The Northstar, Heavenly and Kirkwood resorts are owned by Vail.
The new base salary will apply to all of the company’s US stations. Canadian resorts will also increase base pay to C$20 per hour. Those in skilled positions — including ski patrollers, drivers and others — will start at $21 an hour. Vail Resorts CEO Kirsten Lynch said salaried employees would see pay increases above the current rate of inflation.
The company made the announcement in a press release on Monday ahead of the company’s second quarter 2022 earnings call.
The goal is to bring the company’s headcount back to normal levels, Lynch said on a conference call about the company’s financial performance in its second fiscal quarter. The company plans to spend $175 million on staff increases and other initiatives. This also includes increasing the company’s human resource headcount by approximately 50%, at a cost of approximately $4 million.
Responding to an analyst’s question, Lynch said the pay increase was more about returning to normal staffing than adding new people.
Part of this return to normal operations – marked by the 2019-20 season before the company closes its resorts in March 2020 – will be a return to normal attendance levels. This is especially important at Whistler Blackcomb. This resort and other Canadian resorts have been particularly hard hit by COVID-related travel restrictions.
OMICRON AND STAFF
Staffing at Vail Resorts was hit hard at the start of this season, especially during the Christmas holidays. Lynch said staff were already understaffed during this time, then were further affected by a spike in COVID-19 cases caused by the Omicron variant. This spike put around 10% of the company’s staff on the sick list.

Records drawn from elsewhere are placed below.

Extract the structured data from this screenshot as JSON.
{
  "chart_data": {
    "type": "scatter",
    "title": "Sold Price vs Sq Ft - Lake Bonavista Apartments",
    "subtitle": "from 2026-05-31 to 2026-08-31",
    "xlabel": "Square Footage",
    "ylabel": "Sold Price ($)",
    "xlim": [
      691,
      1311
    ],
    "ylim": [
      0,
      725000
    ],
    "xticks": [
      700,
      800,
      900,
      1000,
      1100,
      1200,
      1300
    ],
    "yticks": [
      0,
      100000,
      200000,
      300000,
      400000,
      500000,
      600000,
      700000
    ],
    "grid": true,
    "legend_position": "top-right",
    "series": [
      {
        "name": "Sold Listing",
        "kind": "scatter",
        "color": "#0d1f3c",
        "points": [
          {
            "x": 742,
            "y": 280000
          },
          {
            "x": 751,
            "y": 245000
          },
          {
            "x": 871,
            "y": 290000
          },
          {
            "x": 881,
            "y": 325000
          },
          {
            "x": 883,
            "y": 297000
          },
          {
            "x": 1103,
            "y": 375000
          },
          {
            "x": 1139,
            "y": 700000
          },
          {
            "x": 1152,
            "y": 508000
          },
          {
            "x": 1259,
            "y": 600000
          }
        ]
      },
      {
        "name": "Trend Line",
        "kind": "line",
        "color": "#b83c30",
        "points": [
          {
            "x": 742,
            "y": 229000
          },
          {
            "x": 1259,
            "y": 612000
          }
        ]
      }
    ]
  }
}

For the season through March 6, Vail Resorts reports a 2.8% increase in skier visits compared to the company’s fiscal year 2020. Elevator revenues increased by more than 10%.
The company’s other businesses – particularly in food and beverages – are still lagging FY20 figures. Declines were also seen in ski schools and ski school revenue. lease.

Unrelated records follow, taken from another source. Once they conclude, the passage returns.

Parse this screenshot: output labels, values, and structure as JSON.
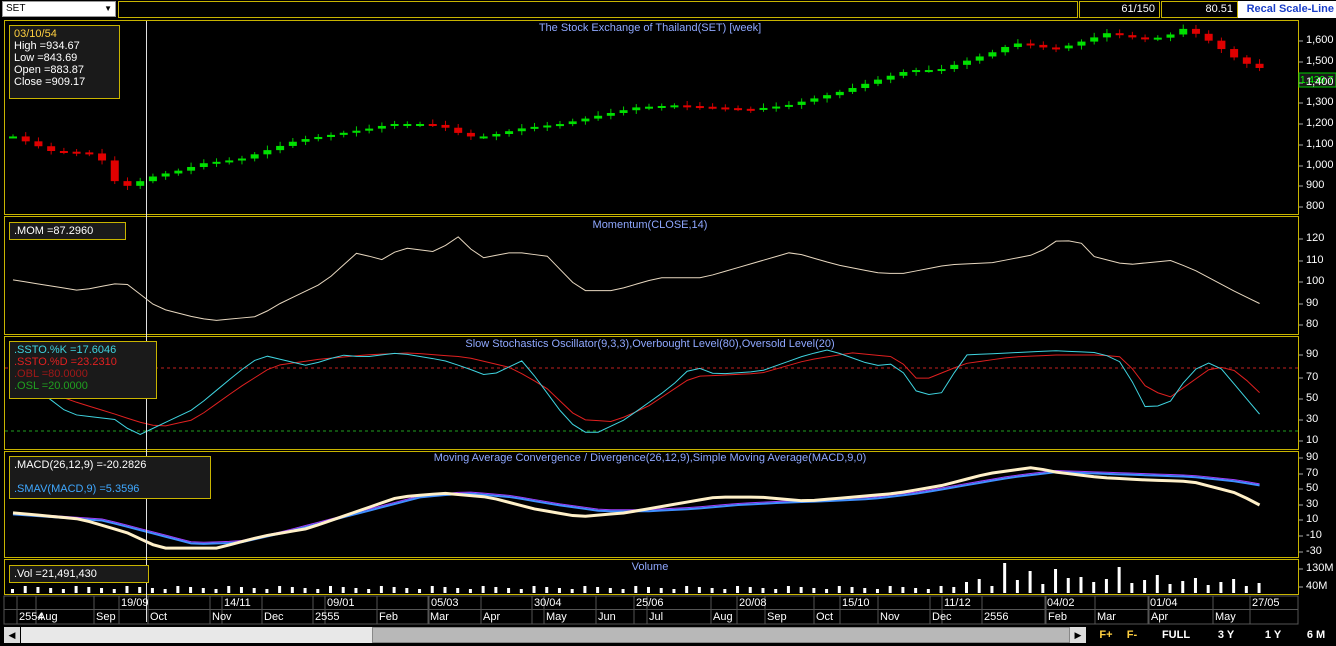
{
  "toolbar": {
    "symbol": "SET",
    "counter": "61/150",
    "value": "80.51",
    "scale_label": "Recal Scale-Line"
  },
  "price_panel": {
    "title": "The Stock Exchange of Thailand(SET) [week]",
    "info": {
      "date": "03/10/54",
      "high": "High  =934.67",
      "low": "Low  =843.69",
      "open": "Open  =883.87",
      "close": "Close  =909.17"
    },
    "y_ticks": [
      "1,600",
      "1,500",
      "1,400",
      "1,300",
      "1,200",
      "1,100",
      "1,000",
      "900",
      "800"
    ],
    "last_price": "1,439.7"
  },
  "momentum_panel": {
    "title": "Momentum(CLOSE,14)",
    "info": ".MOM  =87.2960",
    "y_ticks": [
      "120",
      "110",
      "100",
      "90",
      "80"
    ]
  },
  "stoch_panel": {
    "title": "Slow Stochastics Oscillator(9,3,3),Overbought Level(80),Oversold Level(20)",
    "k": ".SSTO.%K  =17.6046",
    "d": ".SSTO.%D  =23.2310",
    "obl": ".OBL  =80.0000",
    "osl": ".OSL  =20.0000",
    "y_ticks": [
      "90",
      "70",
      "50",
      "30",
      "10"
    ]
  },
  "macd_panel": {
    "title": "Moving Average Convergence / Divergence(26,12,9),Simple Moving Average(MACD,9,0)",
    "macd": ".MACD(26,12,9)  =-20.2826",
    "smav": ".SMAV(MACD,9)  =5.3596",
    "y_ticks": [
      "90",
      "70",
      "50",
      "30",
      "10",
      "-10",
      "-30"
    ]
  },
  "volume_panel": {
    "title": "Volume",
    "info": ".Vol  =21,491,430",
    "y_ticks": [
      "130M",
      "40M"
    ]
  },
  "x_axis": {
    "top_labels": [
      "19/09",
      "14/11",
      "09/01",
      "05/03",
      "30/04",
      "25/06",
      "20/08",
      "15/10",
      "11/12",
      "04/02",
      "01/04",
      "27/05"
    ],
    "bottom_labels": [
      "2554",
      "Aug",
      "Sep",
      "Oct",
      "Nov",
      "Dec",
      "2555",
      "Feb",
      "Mar",
      "Apr",
      "May",
      "Jun",
      "Jul",
      "Aug",
      "Sep",
      "Oct",
      "Nov",
      "Dec",
      "2556",
      "Feb",
      "Mar",
      "Apr",
      "May"
    ]
  },
  "bottom_buttons": {
    "f_plus": "F+",
    "f_minus": "F-",
    "full": "FULL",
    "three_y": "3 Y",
    "one_y": "1 Y",
    "six_m": "6 M"
  },
  "colors": {
    "up": "#00e000",
    "down": "#e00000",
    "k_line": "#3fd4e0",
    "d_line": "#e02020",
    "macd_line": "#fff0c8",
    "smav_line": "#3f8fff",
    "frame": "#c8b400",
    "title": "#8fa8ff"
  }
}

Occupancy in accommodation has increased since the Christmas holidays, as has the average daily rate.
Vail Resorts puts a lot of emphasis on pass sales, which provide revenue stability in a seasonal business. The company in March 2021 announced a 20% off Epic Pass priceswhich brought prices back to 2015-2016 levels.
Use of passes of all kinds this season accounts for up to 69% of all visitors. However, these discounted passes have not affected peak-period visits, Lynch said.

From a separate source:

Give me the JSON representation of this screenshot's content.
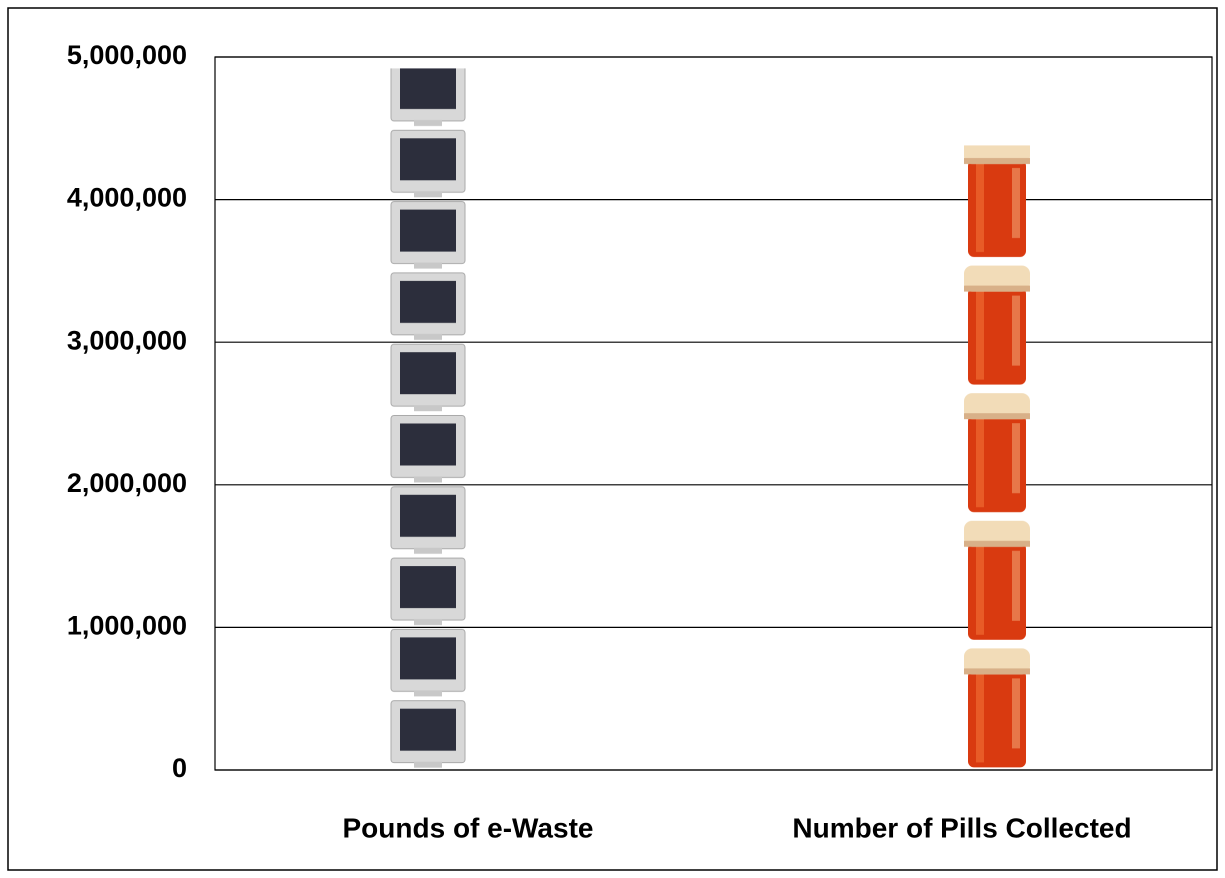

The growth – nearly 10% – occurred on weekdays, with weekends and holiday visits mostly flat. It’s “a result we wanted to achieve,” Lynch said.
Vail Resorts chief financial officer Michael Barkin said more weekday visits, from day and destination skiers, is a “big use of capacity.”
To further increase capacity, the company is planning a capital improvement plan worth between $327 million and $337 million. These projects include 20 new or replacement ski lifts in 14 resorts.
Given the popularity of the company’s winter resorts, Barkin said Vail Resorts is updating its guidance for the remainder of this fiscal year, which ends July 31. This update includes the expectation that hosting will surpass previous forecasts. The updated guidelines assume “normal conditions and operations”, with no associated COVID-19 restrictions, including at the company’s Australian resorts.
Lynch acknowledged that this season has been “difficult”, from the early season conditions to the negative press reports. But, she added, the company is focused on “instilling confidence in its customers… We are confident in our strategies.”